Influenciadores (Por Leandro Fortes)



A internet era, em meados dos anos 1990, a anunciação de um admirável mundo novo onde a intercomunicação pessoal direta e o acesso irrestrito ao conhecimento nos elevariam a uma nova era. Parecia, por assim dizer, uma interface perdida do socialismo real resgatada dos escombros daquela década feroz do Consenso de Washington, da primeira onda do neoliberalismo, no Brasil. Não existiam, naquele nascedouro digital, influenciadores. Cada internauta – era assim que se chamavam – era um pioneiro, um intermediador.

Naquela fase utópica, estávamos tão cegos e animados que não percebemos que a captura da internet pela sociedade de consumo acabaria, no rastro das novidades virtuais e na consolidação do e-commerce, no abandono completo da leitura e, ato contínuo, da transmissão da cultura por meio de filtros de reflexão e crítica. Quando nos demos conta, o mundo não estava mais discutindo grandes autores, artigos, contos, teses, romances. Primeiro pelos blogs, depois pelo YouTube, uma geração inteira de jovens passou a viver a reboque das ideias de influenciadores digitais.

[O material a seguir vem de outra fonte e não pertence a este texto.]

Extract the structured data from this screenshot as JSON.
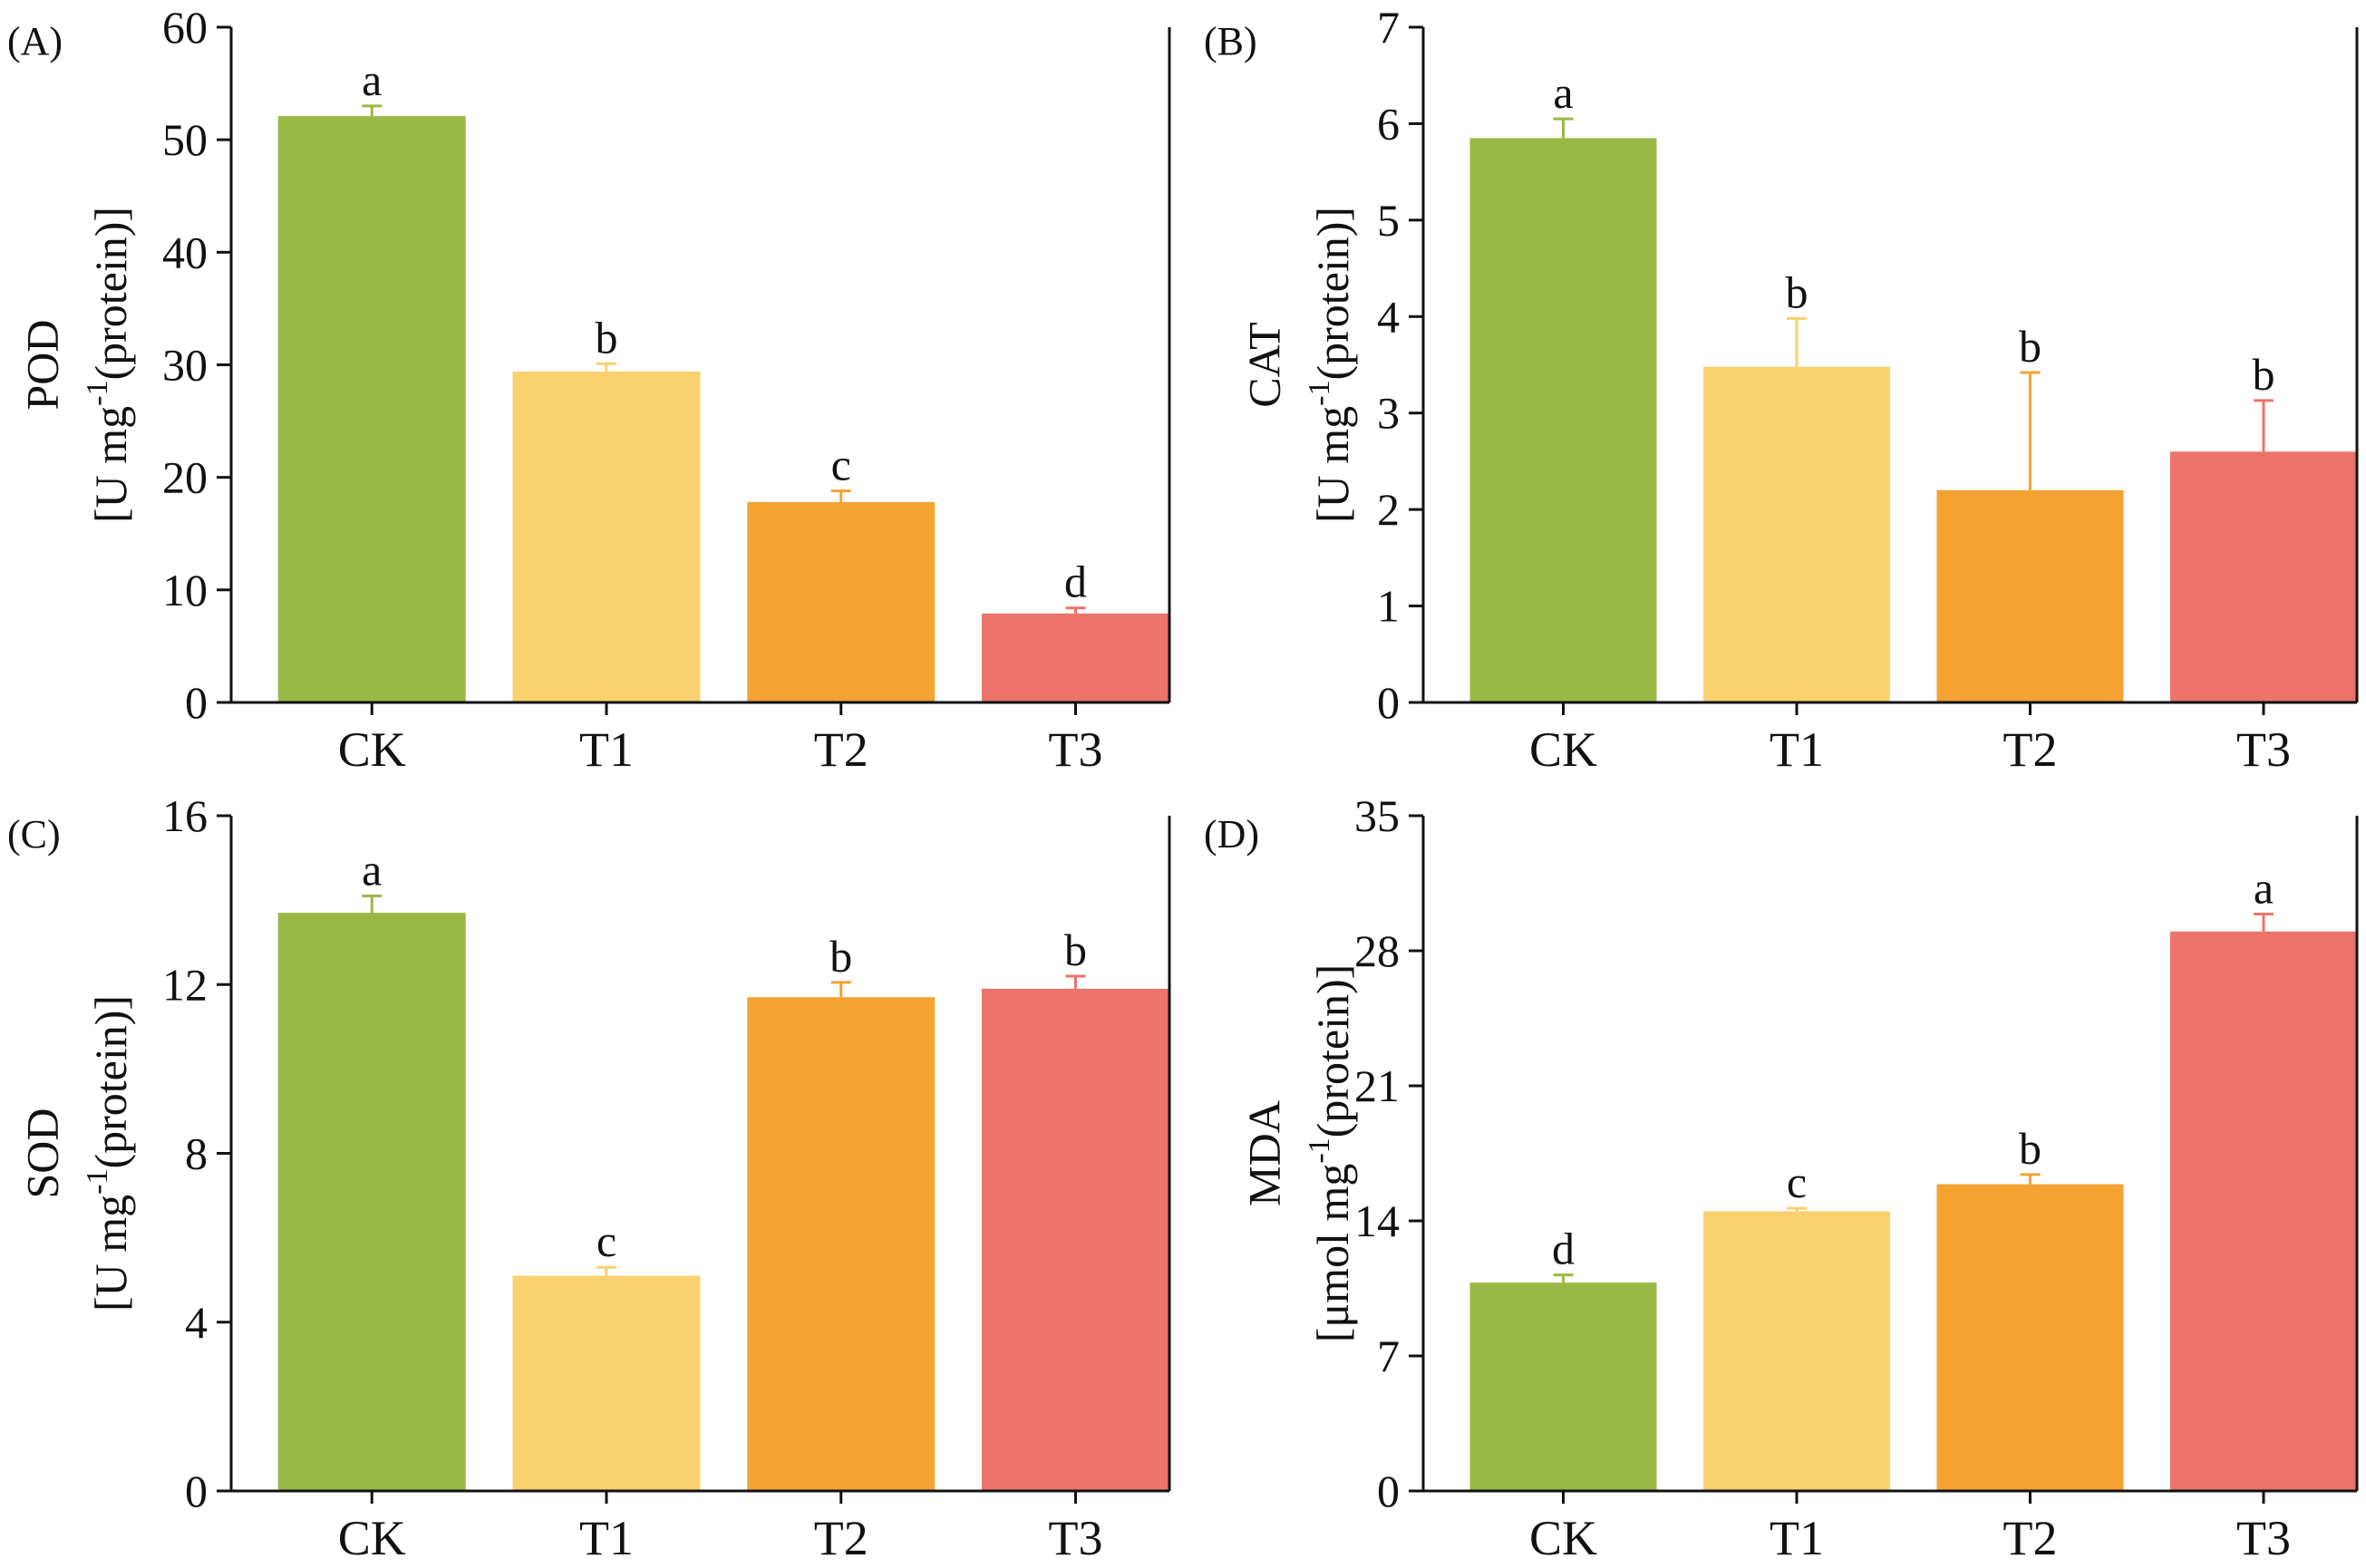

O grande problema é que esses sábios das montanhas digitais formam uma esmagadora maioria de repetidores de clichês de autoajuda, dondocas versadas em modinhas, patricinhas cheias de positividade e filhinhos de papai regurgitando estilos de vida inerentes a uma classe média enquadrada exatamente na definição da filósofa Marilena Chauí: uma abominação política, por fascista; uma abominação ética, por violenta; e uma abominação cognitiva, por ignorante.

O caso de Gabriela Pugliesi é altamente ilustrativo. Ela é o que se chama de “blogueirinha” de estilo de vida. Branca, magra, rica, passa os dias gravando vídeos falando bem dos produtos de beleza e de roupas que recebe de marcas famosas e descoladas. De quebra, dá conselhos sobre a vida para seus milhões de seguidores, que acabam replicando as baboseiras que aprendem, mesmo que elas não façam nenhum sentido e sejam resultado de um profundo vazio existencial.

Nesse mundo de fantasia, Gabriela, positiva para a Covid-19, fez disso um “case” para os fãs e, na semana passada, achou por bem fazer uma festa com amigos, em plena pandemia, e postar a tertúlia no Instagram. De uma hora para outra, a blogueirinha aprendeu, na marra, como funciona o capitalismo: uma dezena de patrocinadores que, por meio dela, enfiavam de pipoca gourmet a carne vegana goela abaixo do público, cancelou contratos com ela. De uma só vez, a influenciadora perdeu 100 mil seguidores.

Mas para cada Gabriela que cai, outras dez se levantam, no mundo da superficialidade e da lacração. Das três finalistas do Big Brother Brasil 20, duas são influenciadoras. Uma delas, Manu Gavassi, é uma máquina de clichês, lágrimas, maquiagem para os olhos e sapatos plataforma. A outra, Rafaella Kalimann, estrela de videoclipes sertanejos, também se diz missionária na África, onde costuma ir para postar fotos no Instagram e passar mensagens humanitárias como a que postou, desde Moçambique, com um recém-nascido no colo:

“Essa delícia perdeu a mamãe no ciclone com 7 dias de vida.. Eu esmaguei muuito ele.. de presente ele fez xixi na Tia Rafa. Meu útero coça!!! Queria levar pra mim!”.

Ótimas influências, como se pode notar.